Hadoop supports to leverage the chances provided by Big Data and overcome the challenges it encounters.
So, What is Hadoop?
Hadoop is an open-source, a Java-based programming framework that continues the processing of large data sets in a distributed computing environment. It based on the Google File System or GFS.
Hadoop runs few applications on distributed systems with thousands of nodes involving petabytes of information. It has a distributed file system, called Hadoop Distributed File System or HDFS, which enables fast data transfer among the nodes.
How it can be used to solves the problem?
Big Data problems are everywhere in this digital world. There is too much data to make sense of and consume. Companies big and small are now investing to solve problems in Hadoop. Data analysis to help business operations arrive at decisions or support business process are common scenarios of hadoop.

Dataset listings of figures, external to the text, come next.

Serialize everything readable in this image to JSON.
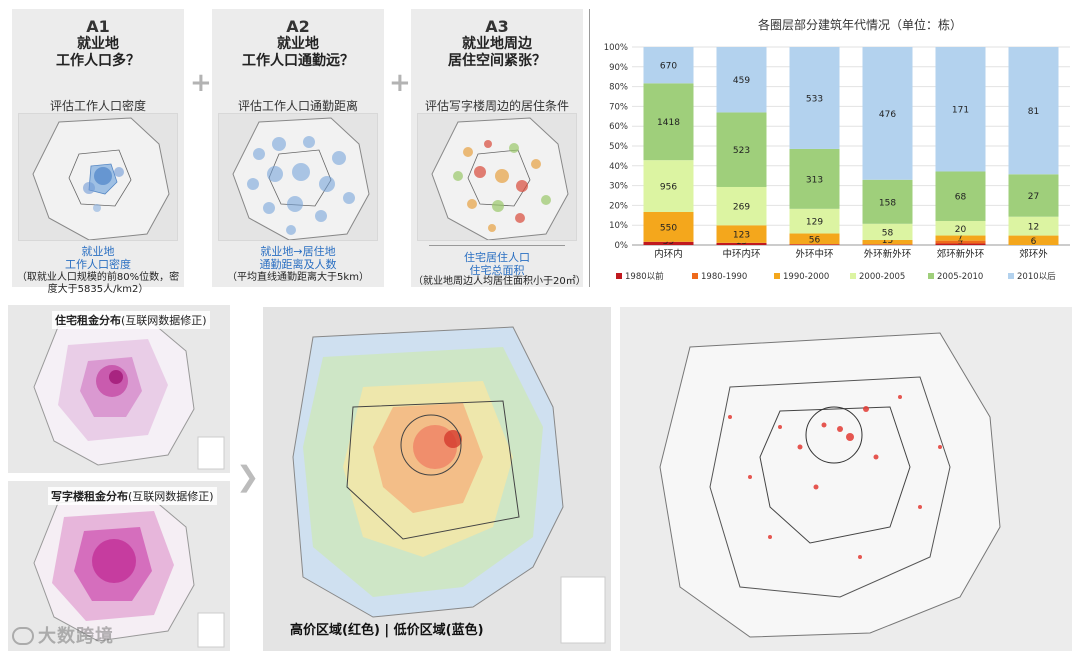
{
  "panels": [
    {
      "code": "A1",
      "q1": "就业地",
      "q2": "工作人口多？",
      "sub": "评估工作人口密度",
      "cap1": "就业地",
      "cap2": "工作人口密度",
      "note1": "（取就业人口规模的前80%位数，密",
      "note2": "度大于5835人/km2）"
    },
    {
      "code": "A2",
      "q1": "就业地",
      "q2": "工作人口通勤远？",
      "sub": "评估工作人口通勤距离",
      "cap1": "就业地→居住地",
      "cap2": "通勤距离及人数",
      "note1": "（平均直线通勤距离大于5km）",
      "note2": ""
    },
    {
      "code": "A3",
      "q1": "就业地周边",
      "q2": "居住空间紧张？",
      "sub": "评估写字楼周边的居住条件",
      "cap1": "住宅居住人口",
      "cap2": "住宅总面积",
      "note1": "（就业地周边人均居住面积小于20㎡）",
      "note2": ""
    }
  ],
  "plus_sign": "+",
  "chart_data": {
    "type": "bar",
    "stacked": true,
    "normalized": true,
    "title": "各圈层部分建筑年代情况（单位：栋）",
    "categories": [
      "内环内",
      "中环内环",
      "外环中环",
      "外环新外环",
      "郊环新外环",
      "郊环外"
    ],
    "y_ticks": [
      "0%",
      "10%",
      "20%",
      "30%",
      "40%",
      "50%",
      "60%",
      "70%",
      "80%",
      "90%",
      "100%"
    ],
    "ylim": [
      0,
      100
    ],
    "legend_position": "bottom",
    "series": [
      {
        "name": "1980以前",
        "color": "#c0191f",
        "values": [
          59,
          15,
          4,
          1,
          2,
          0
        ]
      },
      {
        "name": "1980-1990",
        "color": "#ee6a1b",
        "values": [
          0,
          0,
          0,
          2,
          4,
          0
        ]
      },
      {
        "name": "1990-2000",
        "color": "#f4a71c",
        "values": [
          550,
          123,
          56,
          15,
          7,
          6
        ]
      },
      {
        "name": "2000-2005",
        "color": "#dcf4a2",
        "values": [
          956,
          269,
          129,
          58,
          20,
          12
        ]
      },
      {
        "name": "2005-2010",
        "color": "#9fcf7b",
        "values": [
          1418,
          523,
          313,
          158,
          68,
          27
        ]
      },
      {
        "name": "2010以后",
        "color": "#b3d2ee",
        "values": [
          670,
          459,
          533,
          476,
          171,
          81
        ]
      }
    ],
    "data_labels": [
      [
        "59",
        "",
        "550",
        "956",
        "1418",
        "670"
      ],
      [
        "15",
        "",
        "123",
        "269",
        "523",
        "459"
      ],
      [
        "4",
        "",
        "56",
        "129",
        "313",
        "533"
      ],
      [
        "1",
        "2",
        "15",
        "58",
        "158",
        "476"
      ],
      [
        "2",
        "4",
        "7",
        "20",
        "68",
        "171"
      ],
      [
        "",
        "",
        "6",
        "12",
        "27",
        "81"
      ]
    ]
  },
  "maps": {
    "residential_rent_title": "住宅租金分布",
    "residential_rent_note": "(互联网数据修正)",
    "office_rent_title": "写字楼租金分布",
    "office_rent_note": "(互联网数据修正)",
    "price_caption": "高价区域(红色) | 低价区域(蓝色)"
  },
  "watermark": "大数跨境",
  "colors": {
    "panel_bg": "#ececec",
    "caption_blue": "#2a6fc2",
    "plus_gray": "#b3b3b3"
  }
}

Pattern recognition: Since Hadoop can manage structured, semi-structured and unstructured data, pattern recognition is a common big data problem that Hadoop can successfully tackle. Solving business problems with Hadoop cluster that breaks down large data into a smaller cluster for analyzing and processing is the key to resolve this concern. A common use case for pattern recognition is real time analytics. Hadoop can continuously capture, store and process data from sensors and connected devices. With this live data, Hadoop can proactively assist in churning possible safety risks and help in damage control.
Index Building: Indexing large amount of data is another big data challenge. Data creation has become such a norm that it is nearly impossible to cap creation of data. Creating indexes on those millions of records can be accomplished with Hadoop. It essentially simplifies search queries on high volume data. A common use case of this would be an app that has to announce correct scores for leading players on their chart!

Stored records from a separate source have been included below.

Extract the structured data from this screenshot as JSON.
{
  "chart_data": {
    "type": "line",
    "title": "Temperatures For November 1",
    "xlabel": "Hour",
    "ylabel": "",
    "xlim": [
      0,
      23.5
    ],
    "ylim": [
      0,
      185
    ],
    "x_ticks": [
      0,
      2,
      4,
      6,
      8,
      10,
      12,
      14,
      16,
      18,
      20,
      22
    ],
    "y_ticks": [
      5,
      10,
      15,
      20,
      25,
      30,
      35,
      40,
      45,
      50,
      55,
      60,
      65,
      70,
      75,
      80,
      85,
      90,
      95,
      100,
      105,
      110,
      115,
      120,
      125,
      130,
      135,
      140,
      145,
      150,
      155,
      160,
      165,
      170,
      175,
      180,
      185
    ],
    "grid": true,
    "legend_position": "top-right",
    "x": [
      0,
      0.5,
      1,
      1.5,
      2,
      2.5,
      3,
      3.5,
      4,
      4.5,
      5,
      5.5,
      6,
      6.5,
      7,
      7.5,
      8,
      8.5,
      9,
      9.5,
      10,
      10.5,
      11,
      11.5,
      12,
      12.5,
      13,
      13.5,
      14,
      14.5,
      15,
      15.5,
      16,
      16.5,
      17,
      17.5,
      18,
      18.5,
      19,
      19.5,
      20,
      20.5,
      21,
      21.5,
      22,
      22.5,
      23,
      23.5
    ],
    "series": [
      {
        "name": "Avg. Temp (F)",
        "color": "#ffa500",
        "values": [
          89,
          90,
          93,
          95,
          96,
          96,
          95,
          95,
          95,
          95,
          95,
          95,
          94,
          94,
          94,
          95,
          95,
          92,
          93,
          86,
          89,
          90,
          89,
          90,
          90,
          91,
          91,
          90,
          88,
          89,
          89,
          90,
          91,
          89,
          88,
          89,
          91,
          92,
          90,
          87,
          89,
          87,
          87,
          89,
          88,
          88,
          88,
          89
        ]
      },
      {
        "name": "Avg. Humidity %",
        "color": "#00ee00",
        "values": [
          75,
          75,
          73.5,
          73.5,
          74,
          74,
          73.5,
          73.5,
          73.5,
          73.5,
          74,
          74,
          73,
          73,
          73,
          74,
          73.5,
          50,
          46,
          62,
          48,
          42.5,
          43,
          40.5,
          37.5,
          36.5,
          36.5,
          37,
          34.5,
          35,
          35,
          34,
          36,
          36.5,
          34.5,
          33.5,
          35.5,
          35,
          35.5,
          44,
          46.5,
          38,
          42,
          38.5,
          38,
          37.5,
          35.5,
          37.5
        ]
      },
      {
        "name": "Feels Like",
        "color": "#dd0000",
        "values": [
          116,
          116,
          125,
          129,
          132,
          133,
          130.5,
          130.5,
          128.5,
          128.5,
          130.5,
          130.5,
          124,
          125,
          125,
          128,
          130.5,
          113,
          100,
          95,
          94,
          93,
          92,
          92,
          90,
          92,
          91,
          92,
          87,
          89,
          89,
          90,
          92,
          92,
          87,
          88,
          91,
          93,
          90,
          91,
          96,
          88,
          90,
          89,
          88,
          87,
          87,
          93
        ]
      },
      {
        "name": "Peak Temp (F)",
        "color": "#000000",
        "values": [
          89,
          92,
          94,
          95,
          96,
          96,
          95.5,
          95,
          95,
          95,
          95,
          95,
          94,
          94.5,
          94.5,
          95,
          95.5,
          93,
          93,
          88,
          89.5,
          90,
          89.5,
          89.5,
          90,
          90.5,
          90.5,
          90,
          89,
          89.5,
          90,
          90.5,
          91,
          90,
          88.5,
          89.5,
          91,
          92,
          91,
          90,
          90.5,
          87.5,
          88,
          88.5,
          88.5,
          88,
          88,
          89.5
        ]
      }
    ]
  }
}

Recommendation Engines: Recommendation engines have picked up and how on almost every online platform. Be it e-commerce website or content based sites like Youtube. With Hadoop creating relevant recommendations and altering recommendations within fraction of seconds is possible. Hadoop and predictive analysis basically helps in filtering vast information online to narrow consumable choices that increase user engagement and customer conversions.
Applications of Hadoop
Organizations, especially those that generate a lot of data rely on Hadoop and similar platforms for the storage and analysis of data. These organizations include Facebook. Facebook generates an enormous volume of data and has been found to apply Hadoop for its operations. The flexibility of Hadoop allows it to function in multiple areas of Facebook in different capacities. Facebook data are thus compartmentalized into the different components of Hadoop and the applicable tools. Data such as status updates on Facebook, for example, are stored on the MySQL platform. The Facebook messenger app is known to run on HBase.

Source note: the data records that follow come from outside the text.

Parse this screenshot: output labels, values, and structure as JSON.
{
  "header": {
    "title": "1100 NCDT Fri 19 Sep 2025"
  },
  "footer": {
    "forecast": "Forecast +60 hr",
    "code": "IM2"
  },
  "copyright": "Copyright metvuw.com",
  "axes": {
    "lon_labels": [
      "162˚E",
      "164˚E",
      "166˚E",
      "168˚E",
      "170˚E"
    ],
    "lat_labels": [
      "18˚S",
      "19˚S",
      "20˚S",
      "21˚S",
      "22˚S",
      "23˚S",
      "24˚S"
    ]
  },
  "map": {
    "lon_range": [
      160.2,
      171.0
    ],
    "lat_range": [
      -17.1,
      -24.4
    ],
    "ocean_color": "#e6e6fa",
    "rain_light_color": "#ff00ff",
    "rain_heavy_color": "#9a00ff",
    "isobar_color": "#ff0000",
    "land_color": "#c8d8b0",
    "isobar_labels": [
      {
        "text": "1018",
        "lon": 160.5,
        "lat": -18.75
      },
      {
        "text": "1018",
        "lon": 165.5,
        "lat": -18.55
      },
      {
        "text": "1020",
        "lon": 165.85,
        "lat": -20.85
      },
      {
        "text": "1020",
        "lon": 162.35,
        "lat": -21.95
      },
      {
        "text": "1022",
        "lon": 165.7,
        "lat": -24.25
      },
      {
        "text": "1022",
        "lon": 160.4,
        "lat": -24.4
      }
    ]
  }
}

Experts have also stated that e-commerce giant, Amazon also utilize components of Hadoop inefficient data processing. The component of Hadoop that is utilized by Amazon include Elastic MapReduce web service. Elastic MapReduce web service is adapted for effectively carrying out data processing operations, which include log analysis, web indexing, data warehousing, financial analysis, scientific simulation, machine learning, and bioinformatics.
Other organizations that apply components of Hadoop include eBay and Adobe. eBay uses Hadoop components such as Java MapReduce, Apache Hive, Apache HBase, and Apache Pig for processes such as research and search optimization. Adobe is known to apply components of Hadoop such as Apache HBase and Apache Hadoop. The production, as well as development processes of Adobe, applies components of Hadoop on clusters of 30 nodes. There are reports of the expansion of the nodes utilized by Adobe.
Although these are examples of the application of Hadoop on a large scale, vendors have developed tools that allow the application of Hadoop in small scales across different operations.